Judges have long used this doctrine to invalidate contract provisions that interfere with economic markets. For example, judges routinely examine employment contracts to ensure that they do not unfairly restrain an employee's ability to compete with a former employer. Reasonable restraints — such as those preventing the use of a former employer's trade secret — are enforceable. Unreasonable restraints — such as those preventing employees from using general knowledge or skill to work for a competitor — are not.
If judges can police contracts to ensure robust economic markets, they can also police contracts to ensure a robust marketplace of ideas. The most obvious candidates for unenforceability are promises to conceal criminal or tortious behavior. But even promises to conceal merely embarrassing information might be unenforceable if there is a legitimate public interest in disclosure. For example, a former employee of a candidate for public office should be able to disclose that the candidate exaggerated his academic credentials.
Would an abuser like Weinstein continue to offer compensation to his victims if they would not promise to keep his actions secret? Most likely. He still needs the victims to release him from any liability for physically assaulting them.
But suppose the women wanted the information concealed for their own privacy? Then they shouldn't disclose it. Weinstein is certainly not going to publicize it.
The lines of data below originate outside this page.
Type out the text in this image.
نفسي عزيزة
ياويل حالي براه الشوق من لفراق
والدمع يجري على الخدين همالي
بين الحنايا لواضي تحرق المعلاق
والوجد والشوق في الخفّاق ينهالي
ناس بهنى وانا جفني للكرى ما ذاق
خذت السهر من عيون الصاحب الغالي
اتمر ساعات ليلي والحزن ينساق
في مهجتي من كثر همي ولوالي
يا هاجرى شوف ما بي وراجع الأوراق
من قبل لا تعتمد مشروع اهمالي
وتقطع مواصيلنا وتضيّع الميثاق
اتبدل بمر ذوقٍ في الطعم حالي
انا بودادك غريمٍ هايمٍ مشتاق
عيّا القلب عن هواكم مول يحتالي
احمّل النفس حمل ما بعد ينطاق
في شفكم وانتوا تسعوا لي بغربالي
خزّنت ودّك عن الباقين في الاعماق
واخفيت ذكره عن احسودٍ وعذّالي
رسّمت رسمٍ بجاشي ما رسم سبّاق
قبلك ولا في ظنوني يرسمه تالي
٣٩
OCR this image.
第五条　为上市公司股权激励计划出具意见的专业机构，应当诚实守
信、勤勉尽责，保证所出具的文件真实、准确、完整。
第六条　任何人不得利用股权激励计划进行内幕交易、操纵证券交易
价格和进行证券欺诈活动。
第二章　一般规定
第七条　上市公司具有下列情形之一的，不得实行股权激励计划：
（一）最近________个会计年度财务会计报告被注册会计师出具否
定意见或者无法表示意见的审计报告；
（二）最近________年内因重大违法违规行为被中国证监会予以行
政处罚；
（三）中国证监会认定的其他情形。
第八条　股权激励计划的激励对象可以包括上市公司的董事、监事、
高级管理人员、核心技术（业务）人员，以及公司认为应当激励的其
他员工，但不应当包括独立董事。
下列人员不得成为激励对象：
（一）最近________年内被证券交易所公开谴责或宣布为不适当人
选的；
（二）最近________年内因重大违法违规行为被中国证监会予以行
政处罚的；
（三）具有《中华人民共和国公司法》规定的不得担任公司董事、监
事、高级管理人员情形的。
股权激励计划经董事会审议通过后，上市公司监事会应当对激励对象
The public policy exception empowers judges not to enforce illegitimate nondisclosure or nondisparagement clauses. But there is enough uncertainty about these clauses' enforceability to make people justifiably afraid to breach them. No one wants to risk potential liability or the exorbitant cost of defending a lawsuit.
Legislators should reduce this murkiness by enacting laws with explicit provisions about which types of clauses are unenforceable and providing sanctions for including obviously illegitimate clauses in contracts. Judges should simultaneously develop robust common law rules for policing contracts of silence, just as they have for contracts restraining trade.
Justice Louis Brandeis famously proclaimed that sunlight is the best disinfectant. Let us end the practice of using contracts to block the light.